Il prononce ces trois dernières phrases d’une voix forte, et elle réalise qu'elles ne sont pas vraiment pour elle. Il se retourne et sort de la pièce.
Quand elle revient à elle, elle se rend compte que toute la salle commune la regarde fixement. Deux filles de quatrième année ont rapproché leurs têtes, chuchotant entre elles. Blaise a l'air choqué, ce qui est très rare, et Theodore Nott arbore une expression confuse. Tracey et Millicent ont la même expression d'horreur sur le visage.
Elle n'a pas le temps de penser à la raison pour laquelle il l'a humiliée, ou à la façon dont il a dit « j’ai essayé de te garder en sécurité ».
Elle ignore Tracey et Millicent qui commencent à se lever de leurs chaises et se dépêche de sortir de la salle commune. Elle n'a pas le temps d'aller voir Potter, elle doit aller voir Dumbledore lui-même.
Mais lorsqu'elle arrive devant sa porte, la gargouille l'informe que Dumbledore est sorti. Elle a envie de crier par frustration. Elle tourne sur elle-même et réfléchit. Elle va devoir aller voir Rogue et prier pour que Dumbledore ait raison. D'après le message de Potter, elle pense qu’il est probablement sorti ou distrait quelque part.
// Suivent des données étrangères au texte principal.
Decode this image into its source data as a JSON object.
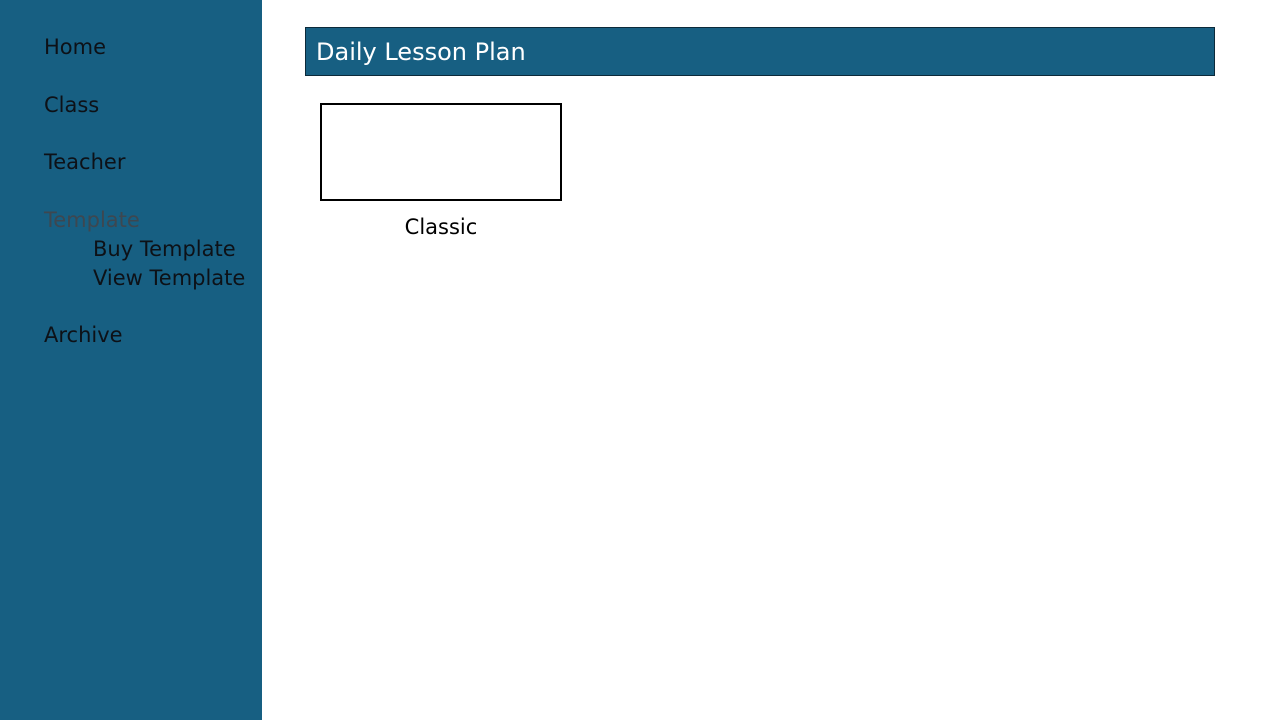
{
  "sidebar": {
    "items": [
      {
        "label": "Home"
      },
      {
        "label": "Class"
      },
      {
        "label": "Teacher"
      },
      {
        "label": "Template"
      },
      {
        "label": "Archive"
      }
    ],
    "template_subitems": [
      {
        "label": "Buy Template"
      },
      {
        "label": "View Template"
      }
    ]
  },
  "header": {
    "title": "Daily Lesson Plan"
  },
  "templates": [
    {
      "label": "Classic"
    }
  ],
  "colors": {
    "sidebar_bg": "#175f82",
    "title_bar_bg": "#175f82",
    "nav_text": "#0d1117",
    "nav_disabled_text": "#3d4750"
  }
}
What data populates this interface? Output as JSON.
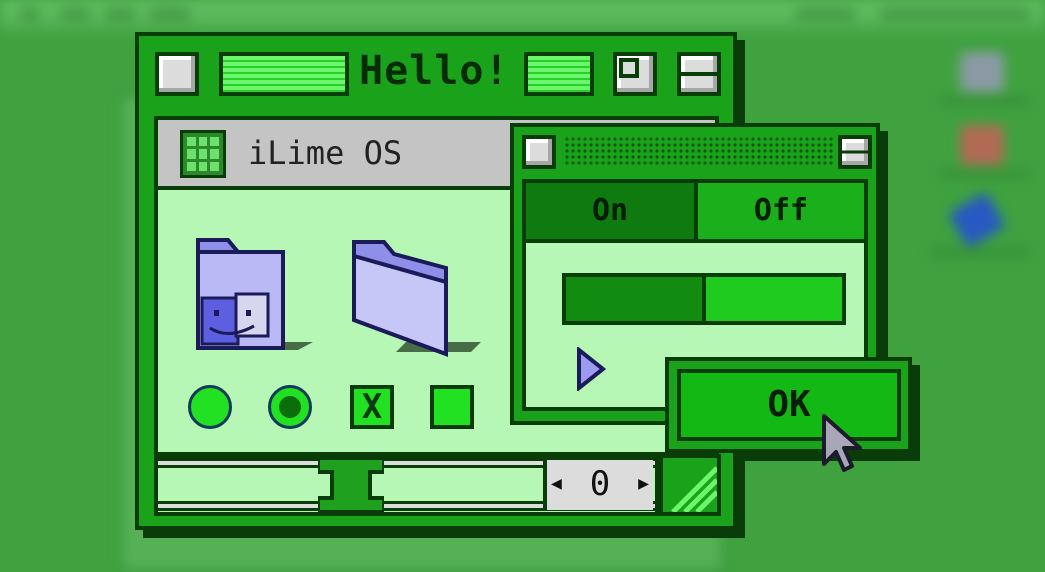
{
  "desktop": {
    "background": "#3fa23f"
  },
  "window_main": {
    "title": "Hello!",
    "inner_title": "iLime OS",
    "folders": [
      "finder-folder-icon",
      "folder-icon"
    ],
    "controls": [
      "radio-unselected",
      "radio-selected",
      "checkbox-checked",
      "checkbox-unchecked"
    ],
    "checkbox_mark": "X",
    "stepper_value": "0"
  },
  "window_small": {
    "toggle": {
      "on_label": "On",
      "off_label": "Off",
      "selected": "On"
    },
    "progress_fraction": 0.5,
    "play_icon": "play-triangle-icon"
  },
  "dialog": {
    "ok_label": "OK"
  },
  "colors": {
    "accent": "#1aa31a",
    "dark": "#083d08",
    "light_panel": "#b6f7b6",
    "bright_green": "#22e022"
  }
}
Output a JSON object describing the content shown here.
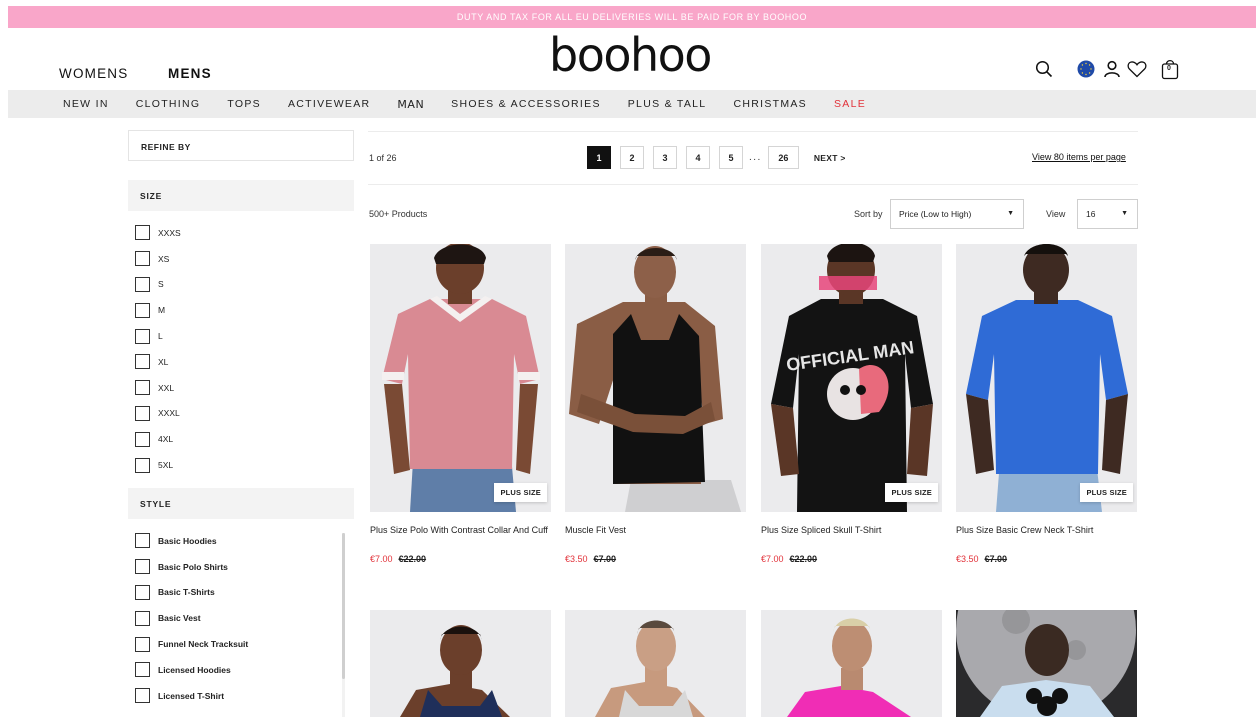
{
  "promo": "DUTY AND TAX FOR ALL EU DELIVERIES WILL BE PAID FOR BY BOOHOO",
  "brand": "boohoo",
  "gender_tabs": [
    "WOMENS",
    "MENS"
  ],
  "header_icons": [
    "search-icon",
    "eu-flag-icon",
    "account-icon",
    "wishlist-heart-icon",
    "bag-icon"
  ],
  "bag_count": "0",
  "nav": [
    "NEW IN",
    "CLOTHING",
    "TOPS",
    "ACTIVEWEAR",
    "MAN",
    "SHOES & ACCESSORIES",
    "PLUS & TALL",
    "CHRISTMAS",
    "SALE"
  ],
  "colors": {
    "promo": "#f9a6c9",
    "sale": "#e2323a",
    "nav_bg": "#ececec"
  },
  "refine_label": "REFINE BY",
  "size_facet": {
    "title": "SIZE",
    "options": [
      "XXXS",
      "XS",
      "S",
      "M",
      "L",
      "XL",
      "XXL",
      "XXXL",
      "4XL",
      "5XL"
    ]
  },
  "style_facet": {
    "title": "STYLE",
    "options": [
      "Basic Hoodies",
      "Basic Polo Shirts",
      "Basic T-Shirts",
      "Basic Vest",
      "Funnel Neck Tracksuit",
      "Licensed Hoodies",
      "Licensed T-Shirt"
    ]
  },
  "pagination": {
    "status": "1 of 26",
    "pages": [
      "1",
      "2",
      "3",
      "4",
      "5"
    ],
    "ellipsis": "...",
    "last": "26",
    "next": "NEXT >",
    "current": "1"
  },
  "per_page_link": "View 80 items per page",
  "total": "500+ Products",
  "sort": {
    "label": "Sort by",
    "value": "Price (Low to High)"
  },
  "view": {
    "label": "View",
    "value": "16"
  },
  "products": [
    {
      "name": "Plus Size Polo With Contrast Collar And Cuff",
      "price": "€7.00",
      "was": "€22.00",
      "badge": "PLUS SIZE"
    },
    {
      "name": "Muscle Fit Vest",
      "price": "€3.50",
      "was": "€7.00",
      "badge": ""
    },
    {
      "name": "Plus Size Spliced Skull T-Shirt",
      "price": "€7.00",
      "was": "€22.00",
      "badge": "PLUS SIZE"
    },
    {
      "name": "Plus Size Basic Crew Neck T-Shirt",
      "price": "€3.50",
      "was": "€7.00",
      "badge": "PLUS SIZE"
    }
  ],
  "artwork_text": "OFFICIAL MAN"
}
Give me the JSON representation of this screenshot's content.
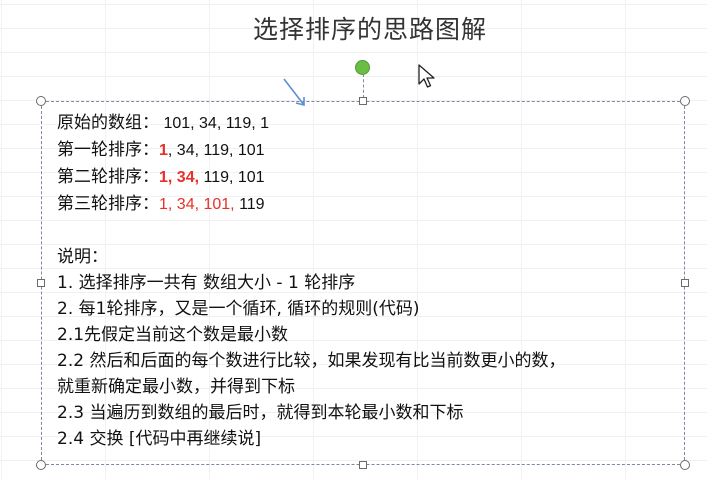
{
  "title": "选择排序的思路图解",
  "rows": [
    {
      "label": "原始的数组：",
      "parts": [
        {
          "text": " 101, 34, 119, 1",
          "style": "plain"
        }
      ]
    },
    {
      "label": "第一轮排序：",
      "parts": [
        {
          "text": "1",
          "style": "red-bold"
        },
        {
          "text": ", 34, 119, 101",
          "style": "plain"
        }
      ]
    },
    {
      "label": "第二轮排序：",
      "parts": [
        {
          "text": "1, 34,",
          "style": "red-bold"
        },
        {
          "text": " 119, 101",
          "style": "plain"
        }
      ]
    },
    {
      "label": "第三轮排序：",
      "parts": [
        {
          "text": "1, 34, 101,",
          "style": "red"
        },
        {
          "text": " 119",
          "style": "plain"
        }
      ]
    }
  ],
  "notes_heading": "说明：",
  "notes": [
    "1. 选择排序一共有 数组大小 - 1 轮排序",
    "2. 每1轮排序，又是一个循环, 循环的规则(代码)",
    "2.1先假定当前这个数是最小数",
    "2.2 然后和后面的每个数进行比较，如果发现有比当前数更小的数，",
    "就重新确定最小数，并得到下标",
    "2.3 当遍历到数组的最后时，就得到本轮最小数和下标",
    "2.4 交换 [代码中再继续说]"
  ],
  "colors": {
    "highlight": "#e8302a",
    "rotate_handle": "#6cbd45",
    "selection_border": "#7a8aa0"
  },
  "icons": [
    "mouse-pointer-icon",
    "annotation-arrow-icon",
    "rotate-handle-icon"
  ]
}
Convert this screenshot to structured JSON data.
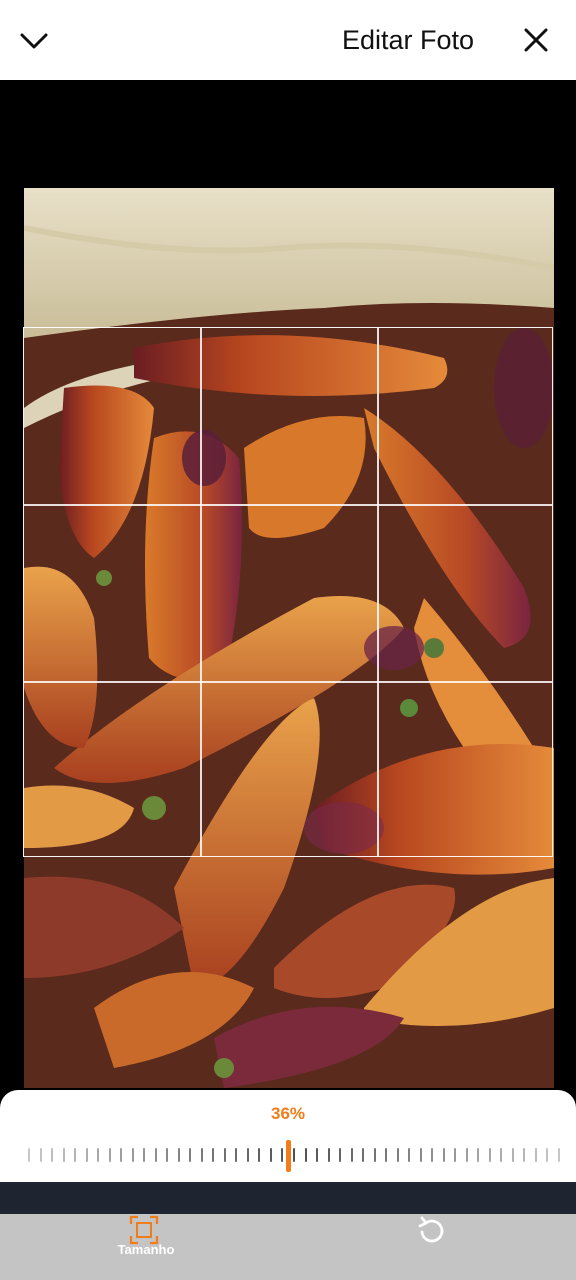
{
  "header": {
    "title": "Editar Foto",
    "close_icon": "close-icon",
    "collapse_icon": "chevron-down-icon"
  },
  "editor": {
    "zoom_label": "36%",
    "zoom_level": 36,
    "accent_color": "#f07d1a"
  },
  "toolbar": {
    "size_label": "Tamanho",
    "size_icon": "crop-frame-icon",
    "reset_icon": "rotate-reset-icon"
  }
}
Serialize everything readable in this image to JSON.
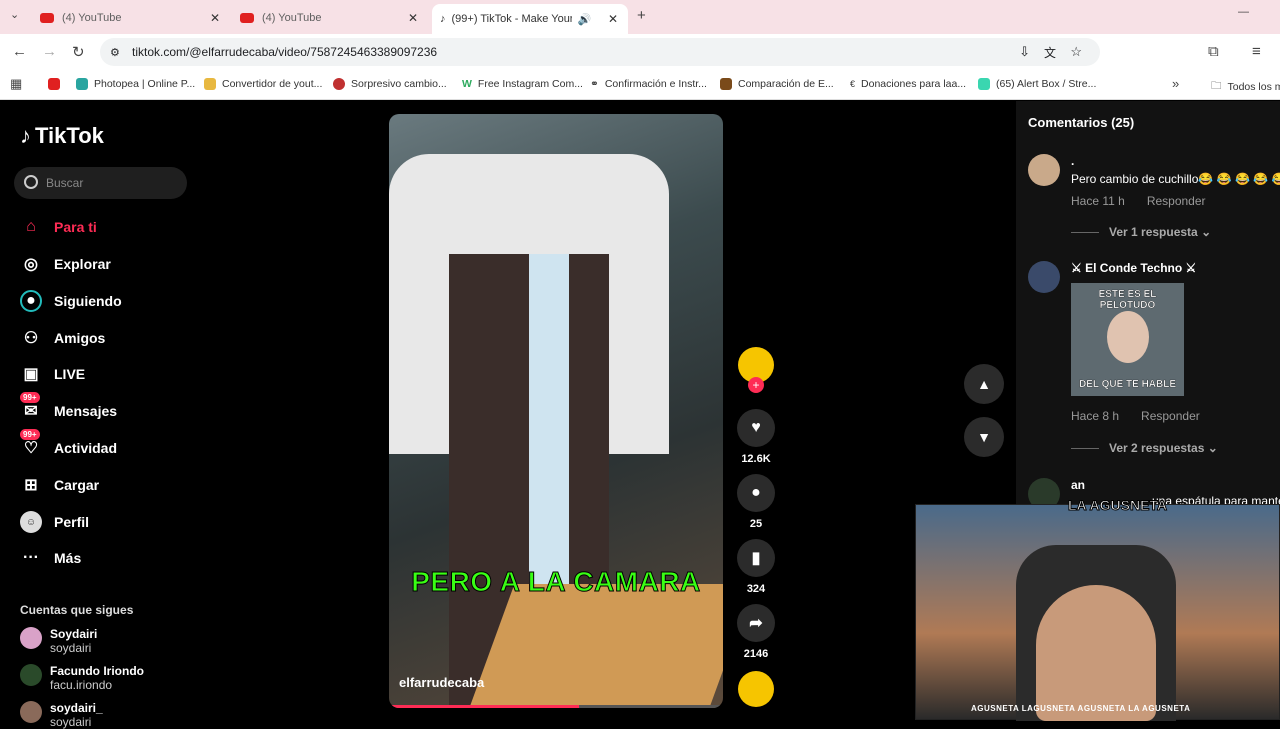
{
  "browser": {
    "tabs": [
      {
        "label": "(4) YouTube"
      },
      {
        "label": "(4) YouTube"
      },
      {
        "label": "(99+) TikTok - Make Your Da"
      }
    ],
    "url": "tiktok.com/@elfarrudecaba/video/7587245463389097236",
    "bookmarks": [
      {
        "label": "Photopea | Online P..."
      },
      {
        "label": "Convertidor de yout..."
      },
      {
        "label": "Sorpresivo cambio..."
      },
      {
        "label": "Free Instagram Com..."
      },
      {
        "label": "Confirmación e Instr..."
      },
      {
        "label": "Comparación de E..."
      },
      {
        "label": "Donaciones para laa..."
      },
      {
        "label": "(65) Alert Box / Stre..."
      },
      {
        "label": "Todos los m"
      }
    ]
  },
  "sidebar": {
    "logo": "TikTok",
    "search_placeholder": "Buscar",
    "nav": [
      {
        "label": "Para ti",
        "icon": "home-icon"
      },
      {
        "label": "Explorar",
        "icon": "compass-icon"
      },
      {
        "label": "Siguiendo",
        "icon": "following-icon"
      },
      {
        "label": "Amigos",
        "icon": "friends-icon"
      },
      {
        "label": "LIVE",
        "icon": "live-icon"
      },
      {
        "label": "Mensajes",
        "icon": "messages-icon",
        "badge": "99+"
      },
      {
        "label": "Actividad",
        "icon": "activity-icon",
        "badge": "99+"
      },
      {
        "label": "Cargar",
        "icon": "upload-icon"
      },
      {
        "label": "Perfil",
        "icon": "profile-icon"
      },
      {
        "label": "Más",
        "icon": "more-icon"
      }
    ],
    "following_title": "Cuentas que sigues",
    "following": [
      {
        "name": "Soydairi",
        "handle": "soydairi"
      },
      {
        "name": "Facundo Iriondo",
        "handle": "facu.iriondo"
      },
      {
        "name": "soydairi_",
        "handle": "soydairi"
      }
    ]
  },
  "video": {
    "caption": "PERO A LA CAMARA",
    "author": "elfarrudecaba",
    "progress": 0.57
  },
  "actions": {
    "likes": "12.6K",
    "comments": "25",
    "saves": "324",
    "shares": "2146"
  },
  "comments": {
    "title": "Comentarios (25)",
    "items": [
      {
        "user": ".",
        "text": "Pero cambio de cuchillo😂 😂 😂 😂 😂",
        "time": "Hace 11 h",
        "reply": "Responder",
        "view_replies": "Ver 1 respuesta"
      },
      {
        "user": "⚔ El Conde Techno ⚔",
        "meme_top": "ESTE ES EL PELOTUDO",
        "meme_bottom": "DEL QUE TE HABLE",
        "time": "Hace 8 h",
        "reply": "Responder",
        "view_replies": "Ver 2 respuestas"
      },
      {
        "user": "an",
        "text": "una espátula para mantec"
      }
    ]
  },
  "webcam": {
    "brand": "LA AGUSNETA",
    "socials": "AGUSNETA  LAGUSNETA  AGUSNETA  LA AGUSNETA"
  },
  "colors": {
    "accent": "#fe2c55",
    "caption": "#39ff14"
  }
}
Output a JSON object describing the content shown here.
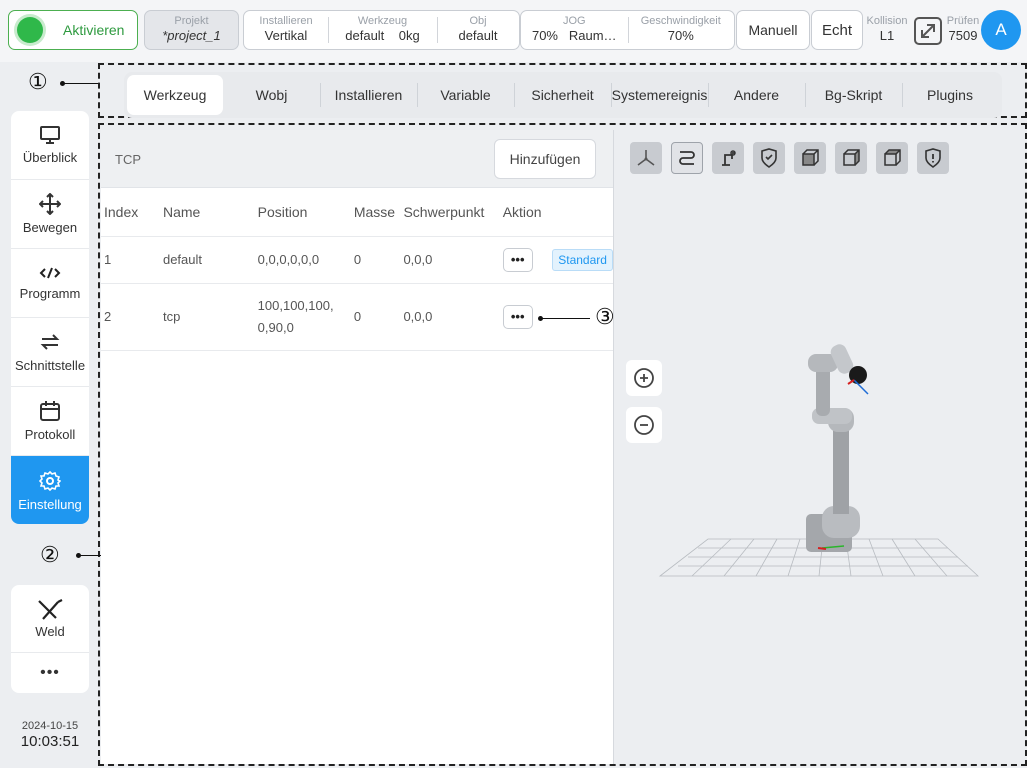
{
  "topbar": {
    "activate_label": "Aktivieren",
    "project": {
      "caption": "Projekt",
      "value": "*project_1"
    },
    "install": {
      "caption": "Installieren",
      "value": "Vertikal"
    },
    "tool": {
      "caption": "Werkzeug",
      "value": "default",
      "weight": "0kg"
    },
    "obj": {
      "caption": "Obj",
      "value": "default"
    },
    "jog": {
      "caption": "JOG",
      "value": "70%",
      "mode": "Raum…"
    },
    "speed": {
      "caption": "Geschwindigkeit",
      "value": "70%"
    },
    "manual_label": "Manuell",
    "real_label": "Echt",
    "collision": {
      "caption": "Kollision",
      "value": "L1"
    },
    "check": {
      "caption": "Prüfen",
      "value": "7509"
    },
    "avatar_letter": "A"
  },
  "sidebar": {
    "items": [
      {
        "label": "Überblick",
        "icon": "monitor-icon"
      },
      {
        "label": "Bewegen",
        "icon": "move-icon"
      },
      {
        "label": "Programm",
        "icon": "code-icon"
      },
      {
        "label": "Schnittstelle",
        "icon": "swap-icon"
      },
      {
        "label": "Protokoll",
        "icon": "calendar-icon"
      },
      {
        "label": "Einstellung",
        "icon": "gear-icon",
        "active": true
      }
    ],
    "weld_label": "Weld",
    "more_label": "•••"
  },
  "datetime": {
    "date": "2024-10-15",
    "time": "10:03:51"
  },
  "annotations": {
    "a1": "①",
    "a2": "②",
    "a3": "③"
  },
  "tabs": [
    {
      "label": "Werkzeug",
      "active": true
    },
    {
      "label": "Wobj"
    },
    {
      "label": "Installieren"
    },
    {
      "label": "Variable"
    },
    {
      "label": "Sicherheit"
    },
    {
      "label": "Systemereignis"
    },
    {
      "label": "Andere"
    },
    {
      "label": "Bg-Skript"
    },
    {
      "label": "Plugins"
    }
  ],
  "tcp_panel": {
    "title": "TCP",
    "add_label": "Hinzufügen",
    "columns": [
      "Index",
      "Name",
      "Position",
      "Masse",
      "Schwerpunkt",
      "Aktion"
    ],
    "rows": [
      {
        "index": "1",
        "name": "default",
        "position": "0,0,0,0,0,0",
        "mass": "0",
        "cog": "0,0,0",
        "badge": "Standard"
      },
      {
        "index": "2",
        "name": "tcp",
        "position_line1": "100,100,100,",
        "position_line2": "0,90,0",
        "mass": "0",
        "cog": "0,0,0"
      }
    ],
    "action_label": "•••"
  },
  "view3d": {
    "toolbar_icons": [
      "axes-icon",
      "path-icon",
      "robot-arm-icon",
      "shield-check-icon",
      "cube-front-icon",
      "cube-side-icon",
      "cube-top-icon",
      "shield-alert-icon"
    ],
    "zoom_in_icon": "zoom-in-icon",
    "zoom_out_icon": "zoom-out-icon"
  },
  "colors": {
    "accent": "#1f97f0",
    "active_green": "#2fb84a"
  }
}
Elle arrive au bureau du professeur Rogue et frappe à la porte.
« Professeur Rogue ! Professeur Rogue ! »
La porte s'ouvre brusquement et elle manque de trébucher. Le professeur Rogue se tient dans l'embrasure de la porte, une expression colérique sur le visage.
« Quoi ? grogne-t-il.
–C'est une urgence, Drago est en train de faire quelque chose. S'il vous plaît, Professeur, vous devez l'arrêter ! »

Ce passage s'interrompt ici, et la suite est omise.